The bottle is a distillation of many inspirations, from traditional Japanese shapes, to an embracing of post-war American design (one might see the influence of Raymond Loewy as well as Japanese elegance and simplicity in the bottle’s teardrop silhouette). The innovative double opening, dripless spout was based on a teapot, inverted. This non-drip breakthrough made the vessel ‘table worthy’. The East also meets West in the use of the tough, industrial materials. The bottle is reusable and almost indestructible.
But the really eye opening fact is that this design was perfected over an impressive three year period. Over a hundred prototypes were made. I don’t think this can be put down to a Zen like whimsy. On the contrary, post-war Japan was on an urgent mission to industrialise and design was seen as crucial to the nation’s rebirth. So that three years can be viewed more in the tradition of Thomas Edison, with his thousands of failed light bulbs on the journey to breakthrough. “Ten percent inspiration, ninety percent perspiration” as this inventor defined genius.

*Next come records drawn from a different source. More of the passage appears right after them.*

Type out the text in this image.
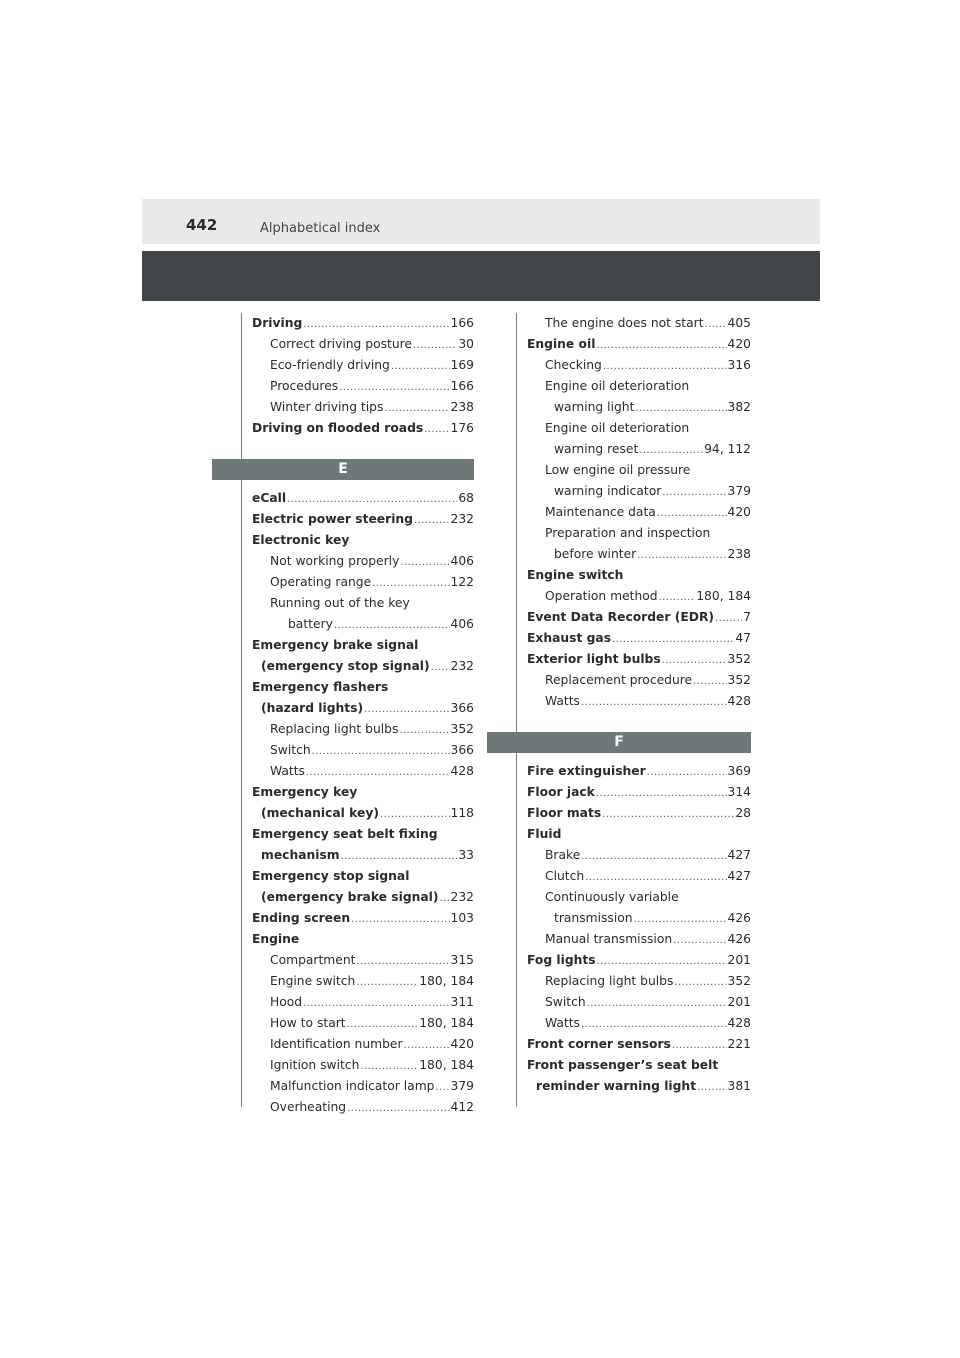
442	Alphabetical index
Driving .....	166
Correct driving posture .....	30
Eco-friendly driving .....	169
Procedures .....	166
Winter driving tips .....	238
Driving on flooded roads ..... 176
E
eCall .....	68
Electric power steering .....	232
Electronic key
Not working properly .....	406
Operating range .....	122
Running out of the key
battery .....	406
Emergency brake signal
(emergency stop signal) ..... 232
Emergency flashers
(hazard lights) .....	366
Replacing light bulbs .....	352
Switch .....	366
Watts .....	428
Emergency key
(mechanical key) .....	118
Emergency seat belt fixing
mechanism .....	33
Emergency stop signal
(emergency brake signal) ..... 232
Ending screen .....	103
Engine
Compartment .....	315
Engine switch .....	180, 184
Hood .....	311
How to start .....	180, 184
Identification number .....	420
Ignition switch .....	180, 184
Malfunction indicator lamp ..... 379
Overheating .....	412
The engine does not start ..... 405
Engine oil .....	420
Checking .....	316
Engine oil deterioration
warning light .....	382
Engine oil deterioration
warning reset .....	94, 112
Low engine oil pressure
warning indicator .....	379
Maintenance data .....	420
Preparation and inspection
before winter .....	238
Engine switch
Operation method .....	180, 184
Event Data Recorder (EDR) ..... 7
Exhaust gas .....	47
Exterior light bulbs .....	352
Replacement procedure .....	352
Watts .....	428
F
Fire extinguisher .....	369
Floor jack .....	314
Floor mats .....	28
Fluid
Brake .....	427
Clutch .....	427
Continuously variable
transmission .....	426
Manual transmission .....	426
Fog lights .....	201
Replacing light bulbs .....	352
Switch .....	201
Watts .....	428
Front corner sensors .....	221
Front passenger’s seat belt
reminder warning light .....	381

And yet this beautiful and functional bottle is, at the end all that effort, sublime. Not a word one typically hears as a target for design briefs. A fanciful one perhaps? Yet if achieved it makes for great business – 300 million bottles have been sold so far in 70 countries. Would the figure have been as big on a six month timeline? We all like to be busy bees. But perhaps relentless hi rev activity, in truth, only results in a fraction of the worth of work given the proper time to be honed and perfected.